Here are your top Vegas shows

Sep 19, 2005 2:03 AM

As summer fades into history, it’s a good time to look at the night life scene in Las Vegas. Toward that end, here’s my interpretation of the best offerings in town.

It’s official: the best show in Las Vegas is "Avenue Q" at Wynn Las Vegas. With its exciting grand opening, VIP party to die for, red carpet celebrities such as Mimi Hines, Mark Haml and tons of New York hotshots, the show has splashed big time in Las Vegas.

For the city’s No. 1 entertainer, my vote goes hands down to Celine Dion. To do what she does is simply miraculous. Not only does she make every performance sound like a once-in-a-lifetime event (which it very well could be), she does it in front of thousands of people week after week after week.

In second place, I anoint Sir Elton John. He’s the consummate entertainer, a true renaissance man, workaholic, composer and a real diva. In a show created by David Charpell, Elton John brings to Las Vegas a show that is at once visual, musical and spectacular.

Third in entertainment is the Cirque do Soleil production of "O" at Bellagio. What a marvelous spectacle — an entire show performed above, on and under water. Pure genius melded with surreal performance. As a corollary we can also add Cirque’s "Mystere" at Treasure Island. Not the damp spectacle of "O" but highly visual and entertaining. Which is the trademark for all the Cirque shows.

In the fourth position on my list of lists, "Jubilee" at Bally’s stands out as a nostalgic reminder of the day Golden Era in Las Vegas, when showgirls in feathers and gowns ruled the stage. Of course, the show is modernized with fast-paced musical and dance numbers and breathtaking special effects, but it’s all grand and brilliant, and what this town was built on.

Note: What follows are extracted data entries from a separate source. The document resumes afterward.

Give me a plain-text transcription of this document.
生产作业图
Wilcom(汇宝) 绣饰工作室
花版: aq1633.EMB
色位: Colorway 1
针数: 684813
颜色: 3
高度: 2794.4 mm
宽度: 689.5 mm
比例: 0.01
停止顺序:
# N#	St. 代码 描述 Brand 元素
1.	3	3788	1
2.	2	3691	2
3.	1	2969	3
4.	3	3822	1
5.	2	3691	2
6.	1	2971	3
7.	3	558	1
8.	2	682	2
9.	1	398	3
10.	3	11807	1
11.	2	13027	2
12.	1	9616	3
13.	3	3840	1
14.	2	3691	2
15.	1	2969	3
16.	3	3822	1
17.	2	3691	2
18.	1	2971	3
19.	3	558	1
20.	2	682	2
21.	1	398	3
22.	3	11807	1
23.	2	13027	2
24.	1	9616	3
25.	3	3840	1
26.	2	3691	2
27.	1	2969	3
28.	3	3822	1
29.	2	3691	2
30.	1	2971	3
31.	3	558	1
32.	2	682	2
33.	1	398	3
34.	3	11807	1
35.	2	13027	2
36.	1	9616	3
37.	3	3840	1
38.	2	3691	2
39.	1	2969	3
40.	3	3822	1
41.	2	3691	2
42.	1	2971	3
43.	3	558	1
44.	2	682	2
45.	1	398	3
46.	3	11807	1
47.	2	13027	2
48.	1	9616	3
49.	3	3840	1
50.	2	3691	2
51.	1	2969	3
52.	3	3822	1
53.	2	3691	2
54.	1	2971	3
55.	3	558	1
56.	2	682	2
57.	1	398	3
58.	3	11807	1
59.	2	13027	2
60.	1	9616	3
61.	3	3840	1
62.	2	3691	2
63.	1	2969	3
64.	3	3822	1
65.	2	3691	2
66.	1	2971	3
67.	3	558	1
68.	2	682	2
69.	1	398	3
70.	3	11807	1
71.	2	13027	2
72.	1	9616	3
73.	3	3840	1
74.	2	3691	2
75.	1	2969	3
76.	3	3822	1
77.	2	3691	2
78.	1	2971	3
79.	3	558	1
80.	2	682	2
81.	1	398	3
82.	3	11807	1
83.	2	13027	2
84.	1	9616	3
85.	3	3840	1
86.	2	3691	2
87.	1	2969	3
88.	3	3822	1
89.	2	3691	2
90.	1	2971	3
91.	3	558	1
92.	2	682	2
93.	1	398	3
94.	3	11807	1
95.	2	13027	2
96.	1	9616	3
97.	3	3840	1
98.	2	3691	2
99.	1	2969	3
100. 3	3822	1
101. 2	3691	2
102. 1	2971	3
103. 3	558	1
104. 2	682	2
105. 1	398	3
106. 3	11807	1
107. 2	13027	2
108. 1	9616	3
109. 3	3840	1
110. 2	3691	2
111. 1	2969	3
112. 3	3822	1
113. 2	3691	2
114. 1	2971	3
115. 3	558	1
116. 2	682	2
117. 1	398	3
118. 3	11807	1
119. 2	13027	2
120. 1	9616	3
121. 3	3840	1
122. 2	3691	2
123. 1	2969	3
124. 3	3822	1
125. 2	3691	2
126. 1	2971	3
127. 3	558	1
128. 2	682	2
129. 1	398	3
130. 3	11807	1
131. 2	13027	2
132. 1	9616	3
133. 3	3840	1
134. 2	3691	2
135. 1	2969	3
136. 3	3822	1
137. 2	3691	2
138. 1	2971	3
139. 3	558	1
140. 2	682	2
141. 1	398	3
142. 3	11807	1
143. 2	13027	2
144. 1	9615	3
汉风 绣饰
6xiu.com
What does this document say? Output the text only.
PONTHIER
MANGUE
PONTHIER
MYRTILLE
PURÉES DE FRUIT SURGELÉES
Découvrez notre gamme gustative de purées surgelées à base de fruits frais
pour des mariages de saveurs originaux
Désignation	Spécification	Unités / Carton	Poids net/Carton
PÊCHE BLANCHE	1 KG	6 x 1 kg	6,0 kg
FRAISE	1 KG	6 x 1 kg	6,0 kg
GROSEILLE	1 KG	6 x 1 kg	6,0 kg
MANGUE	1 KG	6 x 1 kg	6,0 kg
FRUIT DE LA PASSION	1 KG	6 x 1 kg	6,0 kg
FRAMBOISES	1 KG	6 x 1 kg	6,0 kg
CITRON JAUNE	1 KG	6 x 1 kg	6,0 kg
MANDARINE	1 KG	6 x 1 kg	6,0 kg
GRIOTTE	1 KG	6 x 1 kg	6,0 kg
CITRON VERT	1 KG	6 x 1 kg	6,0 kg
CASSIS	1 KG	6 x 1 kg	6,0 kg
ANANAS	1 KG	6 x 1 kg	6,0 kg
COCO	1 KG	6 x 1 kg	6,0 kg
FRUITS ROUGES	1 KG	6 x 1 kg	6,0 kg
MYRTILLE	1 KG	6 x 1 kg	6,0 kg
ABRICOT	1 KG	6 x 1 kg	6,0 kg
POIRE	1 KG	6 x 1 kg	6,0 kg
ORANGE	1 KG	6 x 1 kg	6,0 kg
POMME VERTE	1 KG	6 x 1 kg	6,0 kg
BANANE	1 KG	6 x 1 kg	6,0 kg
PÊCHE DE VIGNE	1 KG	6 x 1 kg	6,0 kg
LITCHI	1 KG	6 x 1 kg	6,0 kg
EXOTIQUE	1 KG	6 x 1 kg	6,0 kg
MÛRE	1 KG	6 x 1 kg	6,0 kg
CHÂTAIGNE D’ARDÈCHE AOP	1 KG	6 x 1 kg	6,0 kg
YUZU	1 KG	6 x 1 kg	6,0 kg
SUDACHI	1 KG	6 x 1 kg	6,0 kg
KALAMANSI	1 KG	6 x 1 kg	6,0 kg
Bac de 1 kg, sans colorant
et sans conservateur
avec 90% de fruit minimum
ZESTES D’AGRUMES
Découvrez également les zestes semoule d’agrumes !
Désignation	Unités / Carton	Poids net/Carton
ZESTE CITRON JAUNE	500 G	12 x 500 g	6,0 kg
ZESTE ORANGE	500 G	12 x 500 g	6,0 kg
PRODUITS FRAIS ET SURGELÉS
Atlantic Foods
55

Five is a live spot for me: my dear friend Clint Holmes is the best male entertainer in Las Vegas. He’s got the style, the voice, the presence and the "it" quality every great entertainer needs.

Las Vegas traces its flamboyant roots to fleshy T&A productions, and my sixth category honors two of the best in Sin City, "Skintight" at Harrah’s and "Fantasy" at Luxor. These quality shows celebrate the beauty of women without denigrating them. They’re both inspiring and entertaining; quite a combination.

In my seventh category, Frank Marino and "La Cage" at the Riviera rein supreme as the best small-room production in town. It doesn’t have the budget (or ambition) of the huge extravaganzas, but the hard-working cast and crew stage a classy female impersonation show that appeals to all audiences (leave your sexual preference at the door — you’ll love the show).

Category number eight is for the best comic, an honor I’ll bestow on George Wallace at the Flamingo. George is not only funny, but he is clever, relevant, and unassuming — a rare feature for a stand-up comic. As a runner-up, David Brenner at the Hilton does a great job as well.

I wanted a category for specialty acts so I created number nine that honors Penn & Teller, the wacky comic magicians at the Rio, and the Blue Man Group, currently at the Luxor but who will soon move to the Venetian. There are larger than life acts that have commanded attention from network and cable TV specials. The reason? They’re highly entertaining!

Downtown has its own ambiance, so why not it’s own category, which is blessed with Gordy Brown at the Golden Nugget. Gordy is a true entertainer and can play anywhere, so those who frequent downtown shouldn’t miss him.

Variety is the spice of life and hypnotists in Las Vegas spice up the entertainment scene. The best one in town is Anthony Cools at Paris. He’s young, hip and brilliant and has his audiences both spellbound and amazed at his feats. Also, honorable mention to Jeff Bleacher’s show at the Hard Rock, which draws a Hollywood crowd that rocks out to Jeff’s crazy antics.

Finally, we the surge in popularity of Broadway-style shows popping up in Las Vegas, let’s honor Mamma Mia at Mandalay Bay in our 12th category. It must be good, it’s entering it’s third year. Mickey Rooney and Judy Garland never came close to achieving that kind of run here.